New York Deploys National Guard To Staff Hospitals After Nurses, Doctors Canned Over Vaccine Mandate Effective Tonight

The state is bracing for shortages while some hospitals have already been affected

New York Governor Kathy Hochul, a Democrat, is signing an executive order that will allow her to deploy medically trained National Guard members in order to deal with staffing shortages. New York healthcare services, including hospitals, are anticipating shortages after unvaccinated workers will be fired effective tonight. New York also plans to call upon retired health care workers, recent grads, and those licensed in other states and countries.

As National File previously reported, Hochul was mulling an emergency declaration as the state’s healthcare sector vaccine mandate is set to take effect. “We are taking all the steps preemptively in anticipation of what I call a preventable staffing shortage,” Hochul said on Monday. “To all the other healthcare workers who are vaccinated, they also deserve to know that the people they’re working with will not get them sick,” she added.

Hochul also called upon the federal government to “expedite visa requests” so that the state can import healthcare workers from other countries. New York State Public Employees Federation President Wayne Spence cast doubt over whether the governor’s plan would sufficiently fill the holes caused by the mandate. “I don’t think there’s enough people to go around to plug the holes because a lot of nurses have left New York State as of last year,” Spence said.

In Buffalo, Erie County Medical Center Corporation said about 5 percent of its hospital staff and 20 percent of nursing home workers had been put on unpaid leave for not being vaccinated. Northwell Health, the state’s largest health care provider said it has begun removing unvaccinated workers from its system. Other healthcare facilities have already started to experience shortages as well, including one hospital that had to stop delivering babies after multiple nurses from the maternal ward resigned.
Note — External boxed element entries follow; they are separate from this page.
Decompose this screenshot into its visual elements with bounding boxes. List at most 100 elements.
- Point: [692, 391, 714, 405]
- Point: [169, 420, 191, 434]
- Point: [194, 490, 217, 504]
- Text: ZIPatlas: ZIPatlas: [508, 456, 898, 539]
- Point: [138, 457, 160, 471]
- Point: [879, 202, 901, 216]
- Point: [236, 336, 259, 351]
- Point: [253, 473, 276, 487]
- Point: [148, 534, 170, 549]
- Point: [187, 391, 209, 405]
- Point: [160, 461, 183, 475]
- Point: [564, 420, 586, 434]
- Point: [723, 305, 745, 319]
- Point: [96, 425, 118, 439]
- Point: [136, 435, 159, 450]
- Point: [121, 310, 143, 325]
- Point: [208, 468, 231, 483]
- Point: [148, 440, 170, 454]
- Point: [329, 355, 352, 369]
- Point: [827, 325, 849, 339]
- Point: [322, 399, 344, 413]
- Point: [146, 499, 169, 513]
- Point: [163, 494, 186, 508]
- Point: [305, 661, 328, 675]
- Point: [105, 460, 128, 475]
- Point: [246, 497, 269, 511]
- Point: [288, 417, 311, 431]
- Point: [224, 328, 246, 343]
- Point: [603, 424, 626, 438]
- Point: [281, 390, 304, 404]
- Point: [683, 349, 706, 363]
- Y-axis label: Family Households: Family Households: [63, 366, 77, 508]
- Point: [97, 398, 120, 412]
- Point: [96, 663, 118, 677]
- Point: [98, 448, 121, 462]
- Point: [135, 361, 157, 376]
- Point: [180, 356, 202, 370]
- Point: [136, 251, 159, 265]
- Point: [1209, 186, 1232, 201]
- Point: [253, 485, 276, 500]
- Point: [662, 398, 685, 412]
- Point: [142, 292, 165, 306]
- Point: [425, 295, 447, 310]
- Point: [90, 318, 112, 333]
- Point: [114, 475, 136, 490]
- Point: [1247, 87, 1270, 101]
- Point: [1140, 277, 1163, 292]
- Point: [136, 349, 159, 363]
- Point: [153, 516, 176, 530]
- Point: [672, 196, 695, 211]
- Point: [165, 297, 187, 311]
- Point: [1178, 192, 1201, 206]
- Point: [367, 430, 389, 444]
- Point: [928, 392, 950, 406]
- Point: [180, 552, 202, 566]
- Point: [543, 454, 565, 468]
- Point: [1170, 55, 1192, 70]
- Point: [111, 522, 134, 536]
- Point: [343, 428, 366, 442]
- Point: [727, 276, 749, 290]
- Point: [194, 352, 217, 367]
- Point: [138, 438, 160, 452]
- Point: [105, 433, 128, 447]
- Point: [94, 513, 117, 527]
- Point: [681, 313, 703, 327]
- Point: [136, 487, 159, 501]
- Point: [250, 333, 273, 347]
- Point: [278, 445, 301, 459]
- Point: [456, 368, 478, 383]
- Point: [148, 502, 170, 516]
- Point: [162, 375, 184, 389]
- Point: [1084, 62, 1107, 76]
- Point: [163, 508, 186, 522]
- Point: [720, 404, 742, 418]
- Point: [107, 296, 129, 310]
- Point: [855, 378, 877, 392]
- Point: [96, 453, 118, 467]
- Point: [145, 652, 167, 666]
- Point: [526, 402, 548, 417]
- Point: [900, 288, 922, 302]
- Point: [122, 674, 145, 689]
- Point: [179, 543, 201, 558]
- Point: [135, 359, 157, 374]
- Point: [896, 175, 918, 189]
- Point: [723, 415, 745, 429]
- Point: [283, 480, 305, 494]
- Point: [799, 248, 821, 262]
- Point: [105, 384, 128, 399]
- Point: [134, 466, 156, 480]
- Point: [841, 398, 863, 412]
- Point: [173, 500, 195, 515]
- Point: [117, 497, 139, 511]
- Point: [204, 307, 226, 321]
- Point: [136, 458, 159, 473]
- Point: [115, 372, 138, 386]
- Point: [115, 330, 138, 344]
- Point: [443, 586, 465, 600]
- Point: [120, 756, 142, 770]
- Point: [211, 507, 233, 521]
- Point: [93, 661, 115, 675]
A federal judge recently issued a temporary restraining order against the portion of the state’s vaccine mandate that does not allow for religious exemptions. Hochul rejected the decision, saying that religious exemptions are not sufficient. “I’m not aware of a sanctioned religious exemption from any organized religion, in fact they are encouraging the opposite,” Hochul said. The governor, who stepped in after Andrew Cuomo’s resignation, recently called the vaccine a gift from god. She added that those who haven’t been vaccinated aren’t “listening to god” or “what god wants.”